I’m about 60 pages into Robert D. Kaplan’s Adriatic: A Concert of Civilizations at the End of the Modern Era and am still uncertain about

it. With such a big sounding title, in such a nice new cloth bound edition from Random House, it seems it should be more substantial than it is so far. I also can’t quite tell what the genre is, which is probably the source of my initial uncertainty at least — how do I approach this? what sort of a book is it?

And then there’s something annoying about the narrative voice: I can’t quite shake the sense that, while the voice is constructed around the sort of questioning of things and oneself that comes with deep engagement with places and people that are different from oneself, that same voice comes across as awfully certain about quite a lot, including itself. So while he often says explicitly things like, “I’m a traveler,” “traveling disrupts one’s sense of self, what one thinks one knows,” “I have often felt like I don’t know X,” he then turns around and pronounces judgment on just about everything from geopolitics and the future (!) role of China in the Mediterranean to the poetry of Ezra Pound (not a very good poet, according to Kaplan). This is not an attractive narrative approach and leaves me feeling a bit like there’s something dishonest going on in the telling, or maybe a lack of awareness on the part of the narrator.

I am thinking it might be mostly a memoir at this point, which helps a bit on the history front since some things are weirdly off with that. For instance, he spends several pages on Boethius but spells the name consistently without the “h” (Boetius). Where did that come from, and why didn’t a copy editor catch it? And when he refers to the author Jan Morris, who has three books in his bibliography under that name, he seems to feel the need to refer to her as James Morris and put the Jan in parentheses. Again, why?

Then there’s the coverage of the book itself, which from an area perspective is spotty but is much more acceptable as memoir. He does seem to be re-visiting some places he visited many years ago, except for the first two chapters, because of which I got the impression he was going to be exploring rather than re-visiting: again, different kinds of books. Otherwise, I can’t quite see why a book “on” the Adriatic would not include anything substantial about the Italian coast from south of Rimini, where he begins, to Apulia, where the Adriatic ends, or on any of the Croatian islands except for, as far as I can tell, Korčula; nor does there appear to be any dedicated content on northern Dalmatia (between Rijeka and Split), which is sort of a big part.

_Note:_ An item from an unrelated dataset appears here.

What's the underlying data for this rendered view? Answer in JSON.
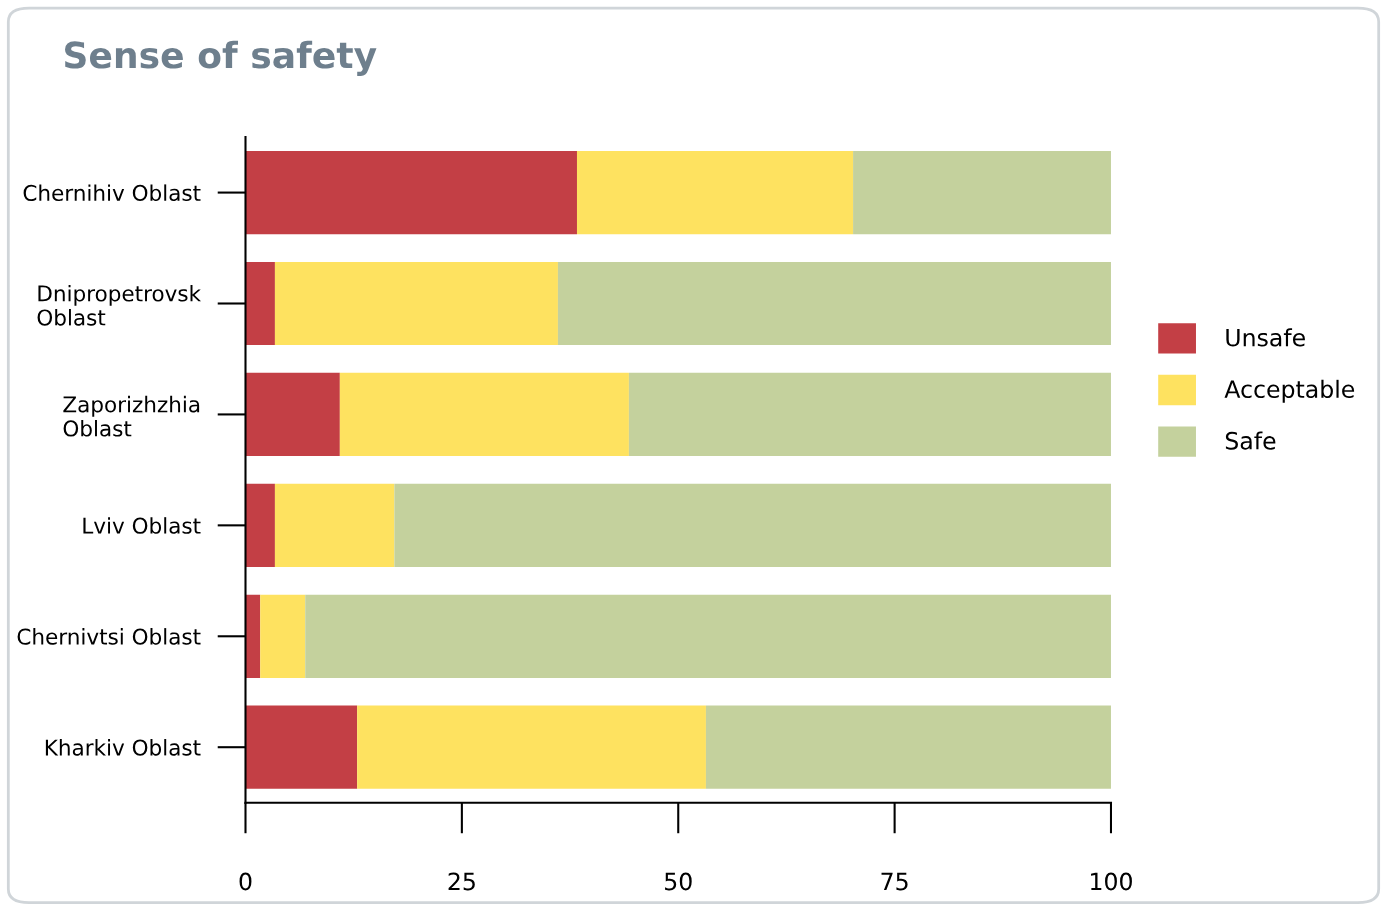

If it’s a memoir and not so much a research-based book about the Adriatic, then even that seems to require some further qualification, as it is mostly about what the author has read, a sort of bibliography with extensive personal commentary. That can be interesting if the books are good and the commentary is good. The books are often good, and some are new to me.

The commentary has mostly not been that interesting so far, though I did learn something from his summary of Francis Oakley’s The Emergence of Western Political Thought in the Latin Middle Ages, especially regarding Byzantium’s accommodation of the Ancient World’s notion of “sacral kingship” for what would eventually become Eastern Orthodoxy, in effect putting imperial authority in harmony with a clerical priesthood, which helped me understand how old and how different from Western forms of political power is the sort of merging that the current Russian president has tried to make use of in recent years.